O aluimento de terras ocorreu numa encosta íngreme, com cerca de 70 metros, razão pela qual ainda é necessário avaliar as condições de segurança para o trabalho das equipas de resgate. No local estão 18 operacionais, apoiados por sete veículos.

Águas do Douro inundam Miragaia

O rio Douro galgou esta sexta-feira as margens e inundou zonas ribeirinhas de Vila Nova de Gaia e do Porto. De acordo com os Bombeiros Sapadores de Gaia, que registaram um total de 21 ocorrências durante a madrugada devido ao mau tempo, o Douro está já a alagar as zonas do Areinho e Afurada.

Também a Polícia Marítima disse à Lusa que se registou “uma subida excessiva do nível da água”, do rio Douro que está alagar “zonas pedonais” do Porto e Gaia.

A subida da água foi gradual, tendo galgado as margens cerca das 05:30.

Transbordo das águas do Tâmega fez prejuízos em Chaves

O presidente da Câmara Municipal de Chaves adiantou na quinta-feira que o mau tempo registado no concelho, e que fez o rio Tâmega galgar as margens, já causou danos em habitações e equipamentos municipais, nomeadamente desportivos.

Face às previsões do estado do tempo, o socialista Nuno Vaz acredita que os “impactos negativos” da depressão Elsa possam ser ainda “mais relevantes” no concelho, no distrito de Vila Real.

Na Veiga de Chaves, que ocupa uma área de 2.500 hectares e que tem cerca de 8,5 quilómetros de comprimento e três de largura, existem “dezenas de casas” afetadas, quer no que diz respeito ao acesso e a danos causados sobretudo no rés-do-chão, disse aos jornalistas.

Durante a madrugada, o autarca estima que a queda intensa de chuva possa afetar alguns estabelecimentos comerciais ribeirinhos e o balneário termal, assim como espaços desportivos.

A buvete das termas, de onde jorra água a 76 graus centígrados e que é de acesso livre, está já fechada.

Também o trânsito está condicionado na envolvente do rio por motivos de segurança, referiu.

Agora temos de monitorizar a evolução da situação”, afirmou Nuno Vaz.

Baixa de Águeda inundada 

A baixa da cidade de Águeda, no distrito de Aveiro, ficou inundada devido às descargas “brutais” da Barragem de Ribeiradio, no concelho vizinho de Sever do Vouga, disse à Lusa fonte da autarquia.

“Neste momento, as fossas pluviais já não estão a dar vazão e a baixa está inundada.

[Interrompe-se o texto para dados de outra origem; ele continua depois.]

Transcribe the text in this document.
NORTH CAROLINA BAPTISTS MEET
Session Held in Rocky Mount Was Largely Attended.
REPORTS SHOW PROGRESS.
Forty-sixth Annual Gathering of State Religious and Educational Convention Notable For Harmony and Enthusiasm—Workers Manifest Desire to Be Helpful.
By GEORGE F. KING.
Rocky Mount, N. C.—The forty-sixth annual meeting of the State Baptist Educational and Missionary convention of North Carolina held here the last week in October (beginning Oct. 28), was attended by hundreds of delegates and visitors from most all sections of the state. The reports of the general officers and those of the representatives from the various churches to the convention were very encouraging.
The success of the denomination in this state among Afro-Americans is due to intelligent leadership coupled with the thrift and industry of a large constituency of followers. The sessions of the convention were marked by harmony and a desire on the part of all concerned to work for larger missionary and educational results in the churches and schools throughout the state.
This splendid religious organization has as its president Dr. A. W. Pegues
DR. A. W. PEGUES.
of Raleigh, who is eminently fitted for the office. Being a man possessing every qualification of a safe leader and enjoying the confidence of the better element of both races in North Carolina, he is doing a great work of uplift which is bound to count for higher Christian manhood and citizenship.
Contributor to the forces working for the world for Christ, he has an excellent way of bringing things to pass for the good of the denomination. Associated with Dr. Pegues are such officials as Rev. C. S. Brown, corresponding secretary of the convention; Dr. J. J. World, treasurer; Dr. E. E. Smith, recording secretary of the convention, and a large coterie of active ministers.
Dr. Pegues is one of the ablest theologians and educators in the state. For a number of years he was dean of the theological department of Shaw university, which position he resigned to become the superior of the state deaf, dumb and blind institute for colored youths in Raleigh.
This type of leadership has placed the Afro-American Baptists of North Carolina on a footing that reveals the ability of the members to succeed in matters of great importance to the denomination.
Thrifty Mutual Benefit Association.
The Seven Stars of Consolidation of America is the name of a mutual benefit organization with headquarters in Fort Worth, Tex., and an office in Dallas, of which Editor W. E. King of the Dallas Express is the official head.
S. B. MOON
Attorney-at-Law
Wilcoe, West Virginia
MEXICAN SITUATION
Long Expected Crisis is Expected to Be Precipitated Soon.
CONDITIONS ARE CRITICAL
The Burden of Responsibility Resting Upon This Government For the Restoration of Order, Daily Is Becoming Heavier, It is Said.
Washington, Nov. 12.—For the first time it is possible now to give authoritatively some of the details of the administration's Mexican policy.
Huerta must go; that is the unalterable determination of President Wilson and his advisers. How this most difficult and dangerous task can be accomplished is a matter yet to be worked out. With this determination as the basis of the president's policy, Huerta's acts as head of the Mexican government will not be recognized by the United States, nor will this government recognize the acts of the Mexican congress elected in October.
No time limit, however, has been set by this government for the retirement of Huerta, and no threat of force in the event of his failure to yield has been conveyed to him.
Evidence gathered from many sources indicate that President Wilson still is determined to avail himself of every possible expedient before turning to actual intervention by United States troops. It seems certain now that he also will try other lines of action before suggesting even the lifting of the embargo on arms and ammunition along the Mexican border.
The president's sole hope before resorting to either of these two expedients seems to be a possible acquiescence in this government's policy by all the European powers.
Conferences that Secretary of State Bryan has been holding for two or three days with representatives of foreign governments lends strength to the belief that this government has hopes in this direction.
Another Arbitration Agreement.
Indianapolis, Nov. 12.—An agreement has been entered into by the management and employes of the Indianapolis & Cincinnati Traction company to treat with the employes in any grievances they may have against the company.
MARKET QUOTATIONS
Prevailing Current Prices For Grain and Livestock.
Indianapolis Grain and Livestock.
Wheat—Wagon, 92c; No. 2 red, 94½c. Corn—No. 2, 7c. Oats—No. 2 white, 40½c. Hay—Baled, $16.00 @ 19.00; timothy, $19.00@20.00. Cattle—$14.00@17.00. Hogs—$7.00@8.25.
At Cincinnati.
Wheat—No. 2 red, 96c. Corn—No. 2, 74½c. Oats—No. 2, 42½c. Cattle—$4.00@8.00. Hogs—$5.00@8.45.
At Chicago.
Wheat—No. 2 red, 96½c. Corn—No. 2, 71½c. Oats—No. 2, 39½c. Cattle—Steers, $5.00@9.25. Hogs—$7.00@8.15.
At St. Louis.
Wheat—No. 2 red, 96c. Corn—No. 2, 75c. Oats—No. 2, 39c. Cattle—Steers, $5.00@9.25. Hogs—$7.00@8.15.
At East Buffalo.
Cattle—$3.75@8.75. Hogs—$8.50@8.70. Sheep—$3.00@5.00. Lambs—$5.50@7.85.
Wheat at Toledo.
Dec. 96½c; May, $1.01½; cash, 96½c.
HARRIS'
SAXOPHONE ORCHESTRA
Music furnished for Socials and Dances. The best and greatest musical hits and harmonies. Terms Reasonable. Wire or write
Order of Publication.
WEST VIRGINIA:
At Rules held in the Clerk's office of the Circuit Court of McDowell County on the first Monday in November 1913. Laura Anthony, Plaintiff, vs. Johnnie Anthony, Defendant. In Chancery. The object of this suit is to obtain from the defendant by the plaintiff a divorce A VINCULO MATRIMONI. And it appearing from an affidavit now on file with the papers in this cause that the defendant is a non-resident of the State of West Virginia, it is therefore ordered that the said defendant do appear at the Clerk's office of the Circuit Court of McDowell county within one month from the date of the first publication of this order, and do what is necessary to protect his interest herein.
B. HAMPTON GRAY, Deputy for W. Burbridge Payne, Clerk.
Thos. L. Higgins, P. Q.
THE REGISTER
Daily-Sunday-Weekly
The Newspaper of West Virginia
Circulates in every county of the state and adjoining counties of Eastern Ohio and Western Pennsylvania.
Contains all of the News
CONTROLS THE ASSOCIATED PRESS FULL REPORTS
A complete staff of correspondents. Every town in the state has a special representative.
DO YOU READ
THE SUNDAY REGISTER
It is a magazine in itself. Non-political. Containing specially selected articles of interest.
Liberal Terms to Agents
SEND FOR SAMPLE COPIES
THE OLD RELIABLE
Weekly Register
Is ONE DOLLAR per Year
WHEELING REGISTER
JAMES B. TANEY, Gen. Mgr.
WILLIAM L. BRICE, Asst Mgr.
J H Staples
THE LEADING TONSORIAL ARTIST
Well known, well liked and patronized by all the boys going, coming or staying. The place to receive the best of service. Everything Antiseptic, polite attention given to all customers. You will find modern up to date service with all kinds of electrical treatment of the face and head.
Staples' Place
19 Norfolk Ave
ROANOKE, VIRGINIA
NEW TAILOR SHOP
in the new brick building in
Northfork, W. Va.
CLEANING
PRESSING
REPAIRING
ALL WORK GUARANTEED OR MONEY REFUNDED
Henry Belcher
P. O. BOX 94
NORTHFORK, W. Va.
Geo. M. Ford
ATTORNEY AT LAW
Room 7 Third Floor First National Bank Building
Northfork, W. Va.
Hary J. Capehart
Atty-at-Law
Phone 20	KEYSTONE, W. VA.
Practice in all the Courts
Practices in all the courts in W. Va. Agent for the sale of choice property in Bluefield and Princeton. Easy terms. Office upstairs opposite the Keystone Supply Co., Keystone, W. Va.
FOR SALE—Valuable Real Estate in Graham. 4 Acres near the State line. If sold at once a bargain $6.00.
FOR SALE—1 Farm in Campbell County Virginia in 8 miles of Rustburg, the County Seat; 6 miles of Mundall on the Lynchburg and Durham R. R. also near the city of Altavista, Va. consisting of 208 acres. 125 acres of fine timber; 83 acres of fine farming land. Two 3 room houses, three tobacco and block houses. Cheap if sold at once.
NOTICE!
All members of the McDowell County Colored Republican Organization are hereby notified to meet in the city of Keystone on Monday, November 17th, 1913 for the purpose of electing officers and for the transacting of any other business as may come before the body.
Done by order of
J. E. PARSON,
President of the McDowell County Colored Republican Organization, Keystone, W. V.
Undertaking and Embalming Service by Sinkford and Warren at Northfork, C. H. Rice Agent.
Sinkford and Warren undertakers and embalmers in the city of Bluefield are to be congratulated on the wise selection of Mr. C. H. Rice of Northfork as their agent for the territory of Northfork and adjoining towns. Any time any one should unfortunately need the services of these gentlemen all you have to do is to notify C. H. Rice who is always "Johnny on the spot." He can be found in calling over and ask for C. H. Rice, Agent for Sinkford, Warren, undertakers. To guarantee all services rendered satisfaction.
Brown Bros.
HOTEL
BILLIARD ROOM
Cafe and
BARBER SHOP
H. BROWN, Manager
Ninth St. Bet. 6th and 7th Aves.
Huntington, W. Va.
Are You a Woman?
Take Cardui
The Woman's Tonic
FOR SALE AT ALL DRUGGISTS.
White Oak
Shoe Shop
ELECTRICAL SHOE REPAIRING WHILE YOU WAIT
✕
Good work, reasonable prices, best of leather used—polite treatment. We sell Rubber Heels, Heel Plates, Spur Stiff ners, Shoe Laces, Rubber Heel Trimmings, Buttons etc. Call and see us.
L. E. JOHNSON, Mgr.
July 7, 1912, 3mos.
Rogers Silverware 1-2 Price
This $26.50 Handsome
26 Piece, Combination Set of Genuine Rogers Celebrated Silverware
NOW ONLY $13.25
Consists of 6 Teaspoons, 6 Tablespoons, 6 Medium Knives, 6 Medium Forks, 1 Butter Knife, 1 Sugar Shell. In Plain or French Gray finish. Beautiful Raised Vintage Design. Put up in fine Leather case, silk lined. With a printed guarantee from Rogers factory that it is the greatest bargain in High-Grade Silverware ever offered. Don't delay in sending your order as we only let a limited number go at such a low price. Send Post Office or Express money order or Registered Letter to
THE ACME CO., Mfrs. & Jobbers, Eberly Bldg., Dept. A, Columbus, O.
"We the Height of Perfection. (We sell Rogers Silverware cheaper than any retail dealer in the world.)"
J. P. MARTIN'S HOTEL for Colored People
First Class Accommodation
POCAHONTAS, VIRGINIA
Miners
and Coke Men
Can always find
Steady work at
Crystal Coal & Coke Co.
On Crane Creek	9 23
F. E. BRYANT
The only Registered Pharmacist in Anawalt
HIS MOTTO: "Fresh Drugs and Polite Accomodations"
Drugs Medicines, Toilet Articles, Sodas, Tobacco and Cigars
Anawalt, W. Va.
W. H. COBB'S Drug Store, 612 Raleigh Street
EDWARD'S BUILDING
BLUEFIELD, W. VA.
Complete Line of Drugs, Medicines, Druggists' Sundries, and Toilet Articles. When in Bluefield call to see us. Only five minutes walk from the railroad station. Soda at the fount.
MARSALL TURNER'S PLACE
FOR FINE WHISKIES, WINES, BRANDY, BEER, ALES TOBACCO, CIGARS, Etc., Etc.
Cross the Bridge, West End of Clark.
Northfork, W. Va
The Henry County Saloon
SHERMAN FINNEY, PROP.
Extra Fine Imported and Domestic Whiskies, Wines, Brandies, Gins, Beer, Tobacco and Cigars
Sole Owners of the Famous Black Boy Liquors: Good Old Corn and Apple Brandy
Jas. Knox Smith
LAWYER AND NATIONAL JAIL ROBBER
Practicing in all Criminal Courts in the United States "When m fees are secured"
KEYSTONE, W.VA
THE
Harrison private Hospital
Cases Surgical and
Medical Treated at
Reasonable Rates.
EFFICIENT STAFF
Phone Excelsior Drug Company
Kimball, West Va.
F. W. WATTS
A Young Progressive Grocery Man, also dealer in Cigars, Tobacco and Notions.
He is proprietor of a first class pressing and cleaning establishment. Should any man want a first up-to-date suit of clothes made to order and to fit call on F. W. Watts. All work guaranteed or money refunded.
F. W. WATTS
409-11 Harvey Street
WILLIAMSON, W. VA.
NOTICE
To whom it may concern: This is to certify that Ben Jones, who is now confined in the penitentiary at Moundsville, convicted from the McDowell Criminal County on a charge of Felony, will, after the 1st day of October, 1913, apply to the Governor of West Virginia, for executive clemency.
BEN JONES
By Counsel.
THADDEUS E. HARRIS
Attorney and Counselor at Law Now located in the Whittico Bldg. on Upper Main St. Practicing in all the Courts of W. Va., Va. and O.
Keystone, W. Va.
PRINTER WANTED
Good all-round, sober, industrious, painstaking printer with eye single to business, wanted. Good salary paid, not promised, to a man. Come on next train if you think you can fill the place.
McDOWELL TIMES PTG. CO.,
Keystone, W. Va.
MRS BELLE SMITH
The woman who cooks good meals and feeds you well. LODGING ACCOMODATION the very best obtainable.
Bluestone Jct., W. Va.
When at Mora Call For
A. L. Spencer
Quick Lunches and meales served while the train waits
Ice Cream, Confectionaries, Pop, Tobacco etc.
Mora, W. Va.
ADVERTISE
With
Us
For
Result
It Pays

O rio está com cotas muito altas e já não temos capacidade de encaixe, porque a barragem de Ribeiradio está a libertar 1000 metros cúbicos por segundo”, disse à Lusa o presidente da Câmara de Águeda, Jorge Almeida.

O autarca diz que a subida súbita da água tem a ver com as descargas “brutais” que a Barragam de Ribeiradio está a fazer.

A Estrada Nacional EN16, entre Carvoeiro e Pessegueiro do Vouga, está encerrada e não há memória que isso tenha acontecido. O caudal do Rio Vouga, neste momento, é qualquer coisa de extraordinário”, disse.

Pelas 23:20, Jorge Almeida dava conta da existência de algumas ruas da baixa da cidade inundadas e várias casas com cerca de “30 ou 40 centímetros de água à beira da porta”, mas admitia que essa altura iria aumentar.

A situação não vai ser fácil. Isto ainda não acabou. Não faço ideia do que é que vai acontecer a seguir. Neste momento, tenho as fossas pluviais a drenarem para dentro da rua e sem capacidade de escoamento”, observou Jorge Almeida.

O autarca, que tem a seu cargo o pelouro da Proteção Civil, deu ainda conta da existência de muitos pedidos de auxílio por inundações de caves, além de derrocadas de taludes e quedas de árvores.